When she’d had a moment to collect herself, she explained to the others what she now knew at a primal, even instinctual level.

“Can we just ask what Dagult did?” Theren asked.

“We know what he did,” Kora said. “What we need to know is how to get through this door.”

“Do we think it’s a password?”

Edana held forth the Stone. “Tell me how to retrieve the treasure of Lord Dagult Neverember.”

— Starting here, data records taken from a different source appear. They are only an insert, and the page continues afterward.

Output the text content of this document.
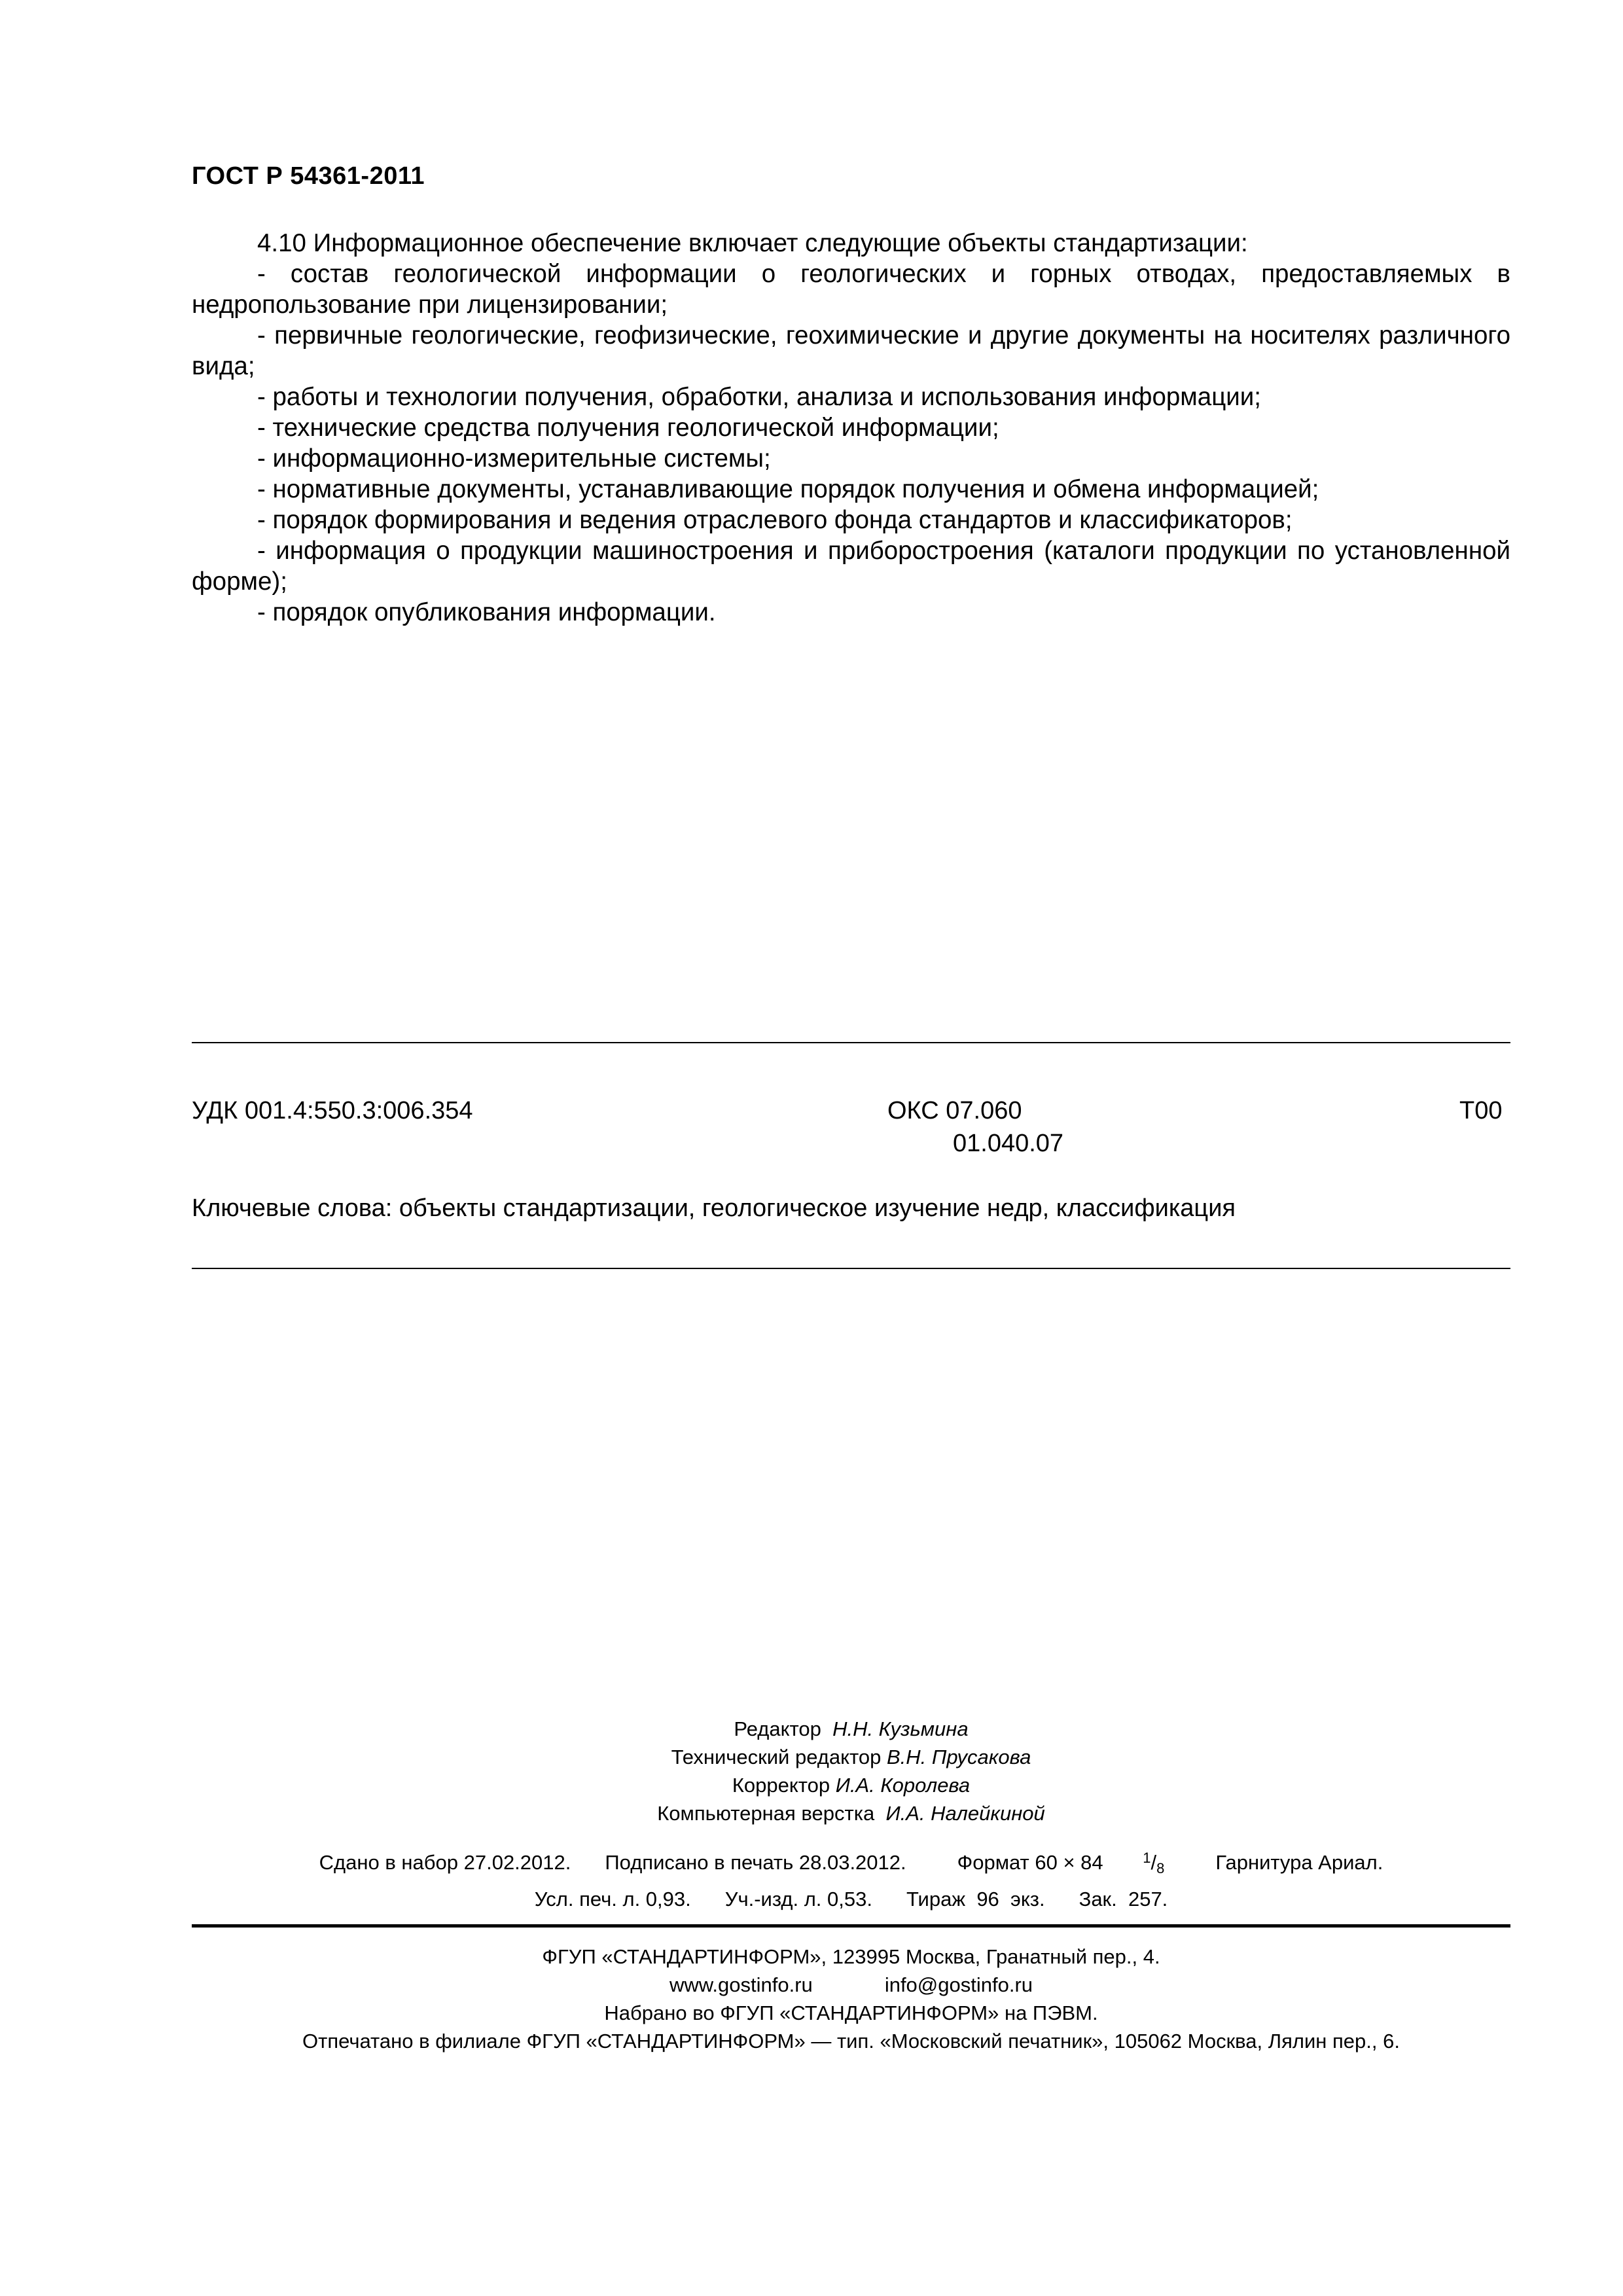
ГОСТ Р 54361-2011

4.10 Информационное обеспечение включает следующие объекты стандартизации:

- состав геологической информации о геологических и горных отводах, предоставляемых в недропользование при лицензировании;

- первичные геологические, геофизические, геохимические и другие документы на носителях различного вида;

- работы и технологии получения, обработки, анализа и использования информации;

- технические средства получения геологической информации;

- информационно-измерительные системы;

- нормативные документы, устанавливающие порядок получения и обмена информацией;

- порядок формирования и ведения отраслевого фонда стандартов и классификаторов;

- информация о продукции машиностроения и приборостроения (каталоги продукции по установленной форме);

- порядок опубликования информации.

УДК 001.4:550.3:006.354	ОКС 07.060
01.040.07
Т00
Ключевые слова: объекты стандартизации, геологическое изучение недр, классификация
Редактор Н.Н. Кузьмина
Технический редактор В.Н. Прусакова
Корректор И.А. Королева
Компьютерная верстка И.А. Налейкиной
Сдано в набор 27.02.2012. Подписано в печать 28.03.2012.	Формат 60 × 84	$^1/_8$	Гарнитура Ариал.
Усл. печ. л. 0,93. Уч.-изд. л. 0,53. Тираж  96  экз. Зак.  257.
ФГУП «СТАНДАРТИНФОРМ», 123995 Москва, Гранатный пер., 4.
www.gostinfo.ru	info@gostinfo.ru
Набрано во ФГУП «СТАНДАРТИНФОРМ» на ПЭВМ.
Отпечатано в филиале ФГУП «СТАНДАРТИНФОРМ» — тип. «Московский печатник», 105062 Москва, Лялин пер., 6.
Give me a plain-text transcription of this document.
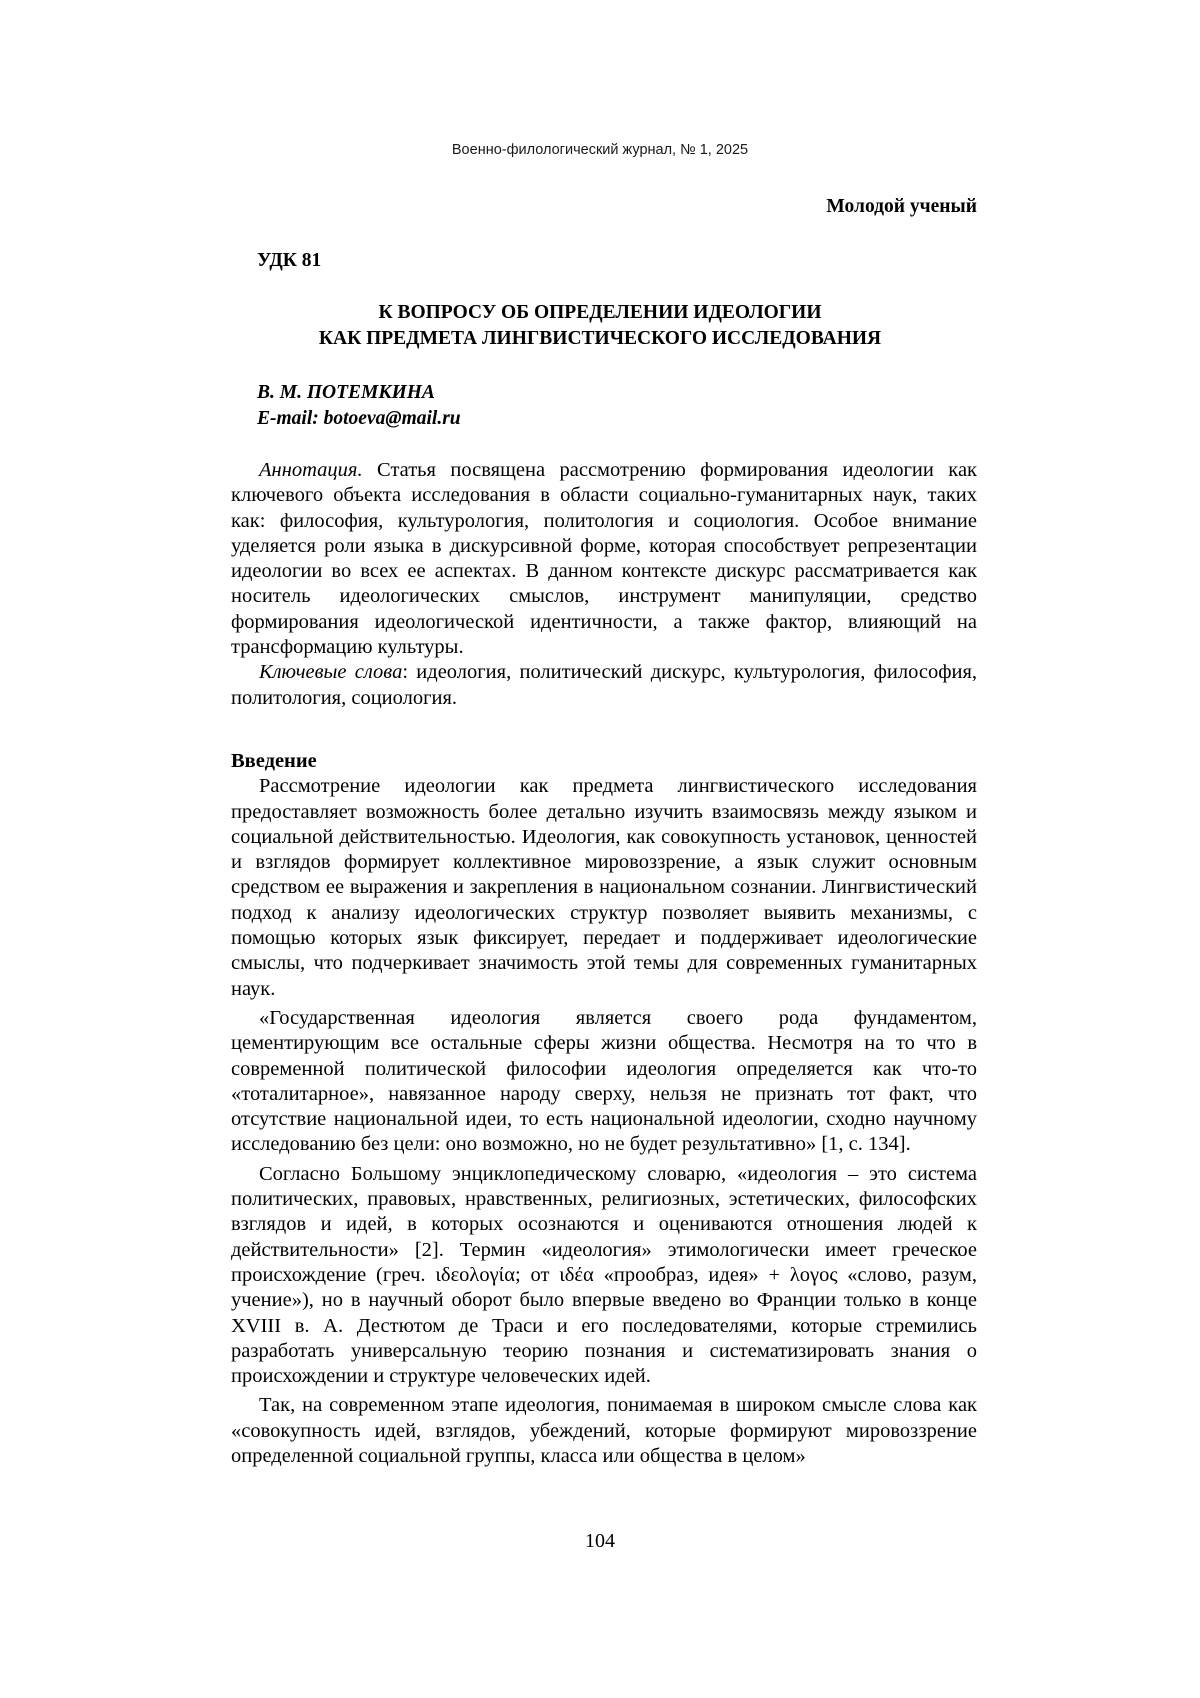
Военно-филологический журнал, № 1, 2025
Молодой ученый
УДК 81
К ВОПРОСУ ОБ ОПРЕДЕЛЕНИИ ИДЕОЛОГИИ
КАК ПРЕДМЕТА ЛИНГВИСТИЧЕСКОГО ИССЛЕДОВАНИЯ
В. М. ПОТЕМКИНА
E-mail: botoeva@mail.ru

Аннотация. Статья посвящена рассмотрению формирования идеологии как ключевого объекта исследования в области социально-гуманитарных наук, таких как: философия, культурология, политология и социология. Особое внимание уделяется роли языка в дискурсивной форме, которая способствует репрезентации идеологии во всех ее аспектах. В данном контексте дискурс рассматривается как носитель идеологических смыслов, инструмент манипуляции, средство формирования идеологической идентичности, а также фактор, влияющий на трансформацию культуры.

Ключевые слова: идеология, политический дискурс, культурология, философия, политология, социология.

Введение

Рассмотрение идеологии как предмета лингвистического исследования предоставляет возможность более детально изучить взаимосвязь между языком и социальной действительностью. Идеология, как совокупность установок, ценностей и взглядов формирует коллективное мировоззрение, а язык служит основным средством ее выражения и закрепления в национальном сознании. Лингвистический подход к анализу идеологических структур позволяет выявить механизмы, с помощью которых язык фиксирует, передает и поддерживает идеологические смыслы, что подчеркивает значимость этой темы для современных гуманитарных наук.

«Государственная идеология является своего рода фундаментом, цементирующим все остальные сферы жизни общества. Несмотря на то что в современной политической философии идеология определяется как что-то «тоталитарное», навязанное народу сверху, нельзя не признать тот факт, что отсутствие национальной идеи, то есть национальной идеологии, сходно научному исследованию без цели: оно возможно, но не будет результативно» [1, с. 134].

Согласно Большому энциклопедическому словарю, «идеология – это система политических, правовых, нравственных, религиозных, эстетических, философских взглядов и идей, в которых осознаются и оцениваются отношения людей к действительности» [2]. Термин «идеология» этимологически имеет греческое происхождение (греч. ιδεολογία; от ιδέα «прообраз, идея» + λογος «слово, разум, учение»), но в научный оборот было впервые введено во Франции только в конце XVIII в. А. Дестютом де Траси и его последователями, которые стремились разработать универсальную теорию познания и систематизировать знания о происхождении и структуре человеческих идей.

Так, на современном этапе идеология, понимаемая в широком смысле слова как «совокупность идей, взглядов, убеждений, которые формируют мировоззрение определенной социальной группы, класса или общества в целом»

104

She felt its thoughts percolating and intermixing with her own. She reached out across the strange interface that the Stone had created between them. It took a long time for their thoughts to align — it was like the Stone was trying to pick her while she was trying to pick it — but they came together like two bodies orbiting into a collision, oscillating faster and faster until a tangle of images and words began bubbling up.

Where laid his wife to rest ‘midst bones of son’s blood sealed, there where Anri laid himself to rest, lies that which Open Lord concealed.

Twisted underground tunnels lit by strange lights. An endless field of corpses. Halls of stone. A golden dragon, aging so rapidly that scales shed from its skin; one of those scaled held in perfect focus as it falls. The sound of a silver hammer striking stone. A beam of sunlight in a darkened room. A chisel carving Dathek characters which transform themselves into two words: BRANDATH CRYPTS.

As Edana related what she had been shown, Theren recalled the enigmatic phrase Pashar had found in his research. “In beam of sun, strike dragon’s scale with mithril true upon the anvil sun.”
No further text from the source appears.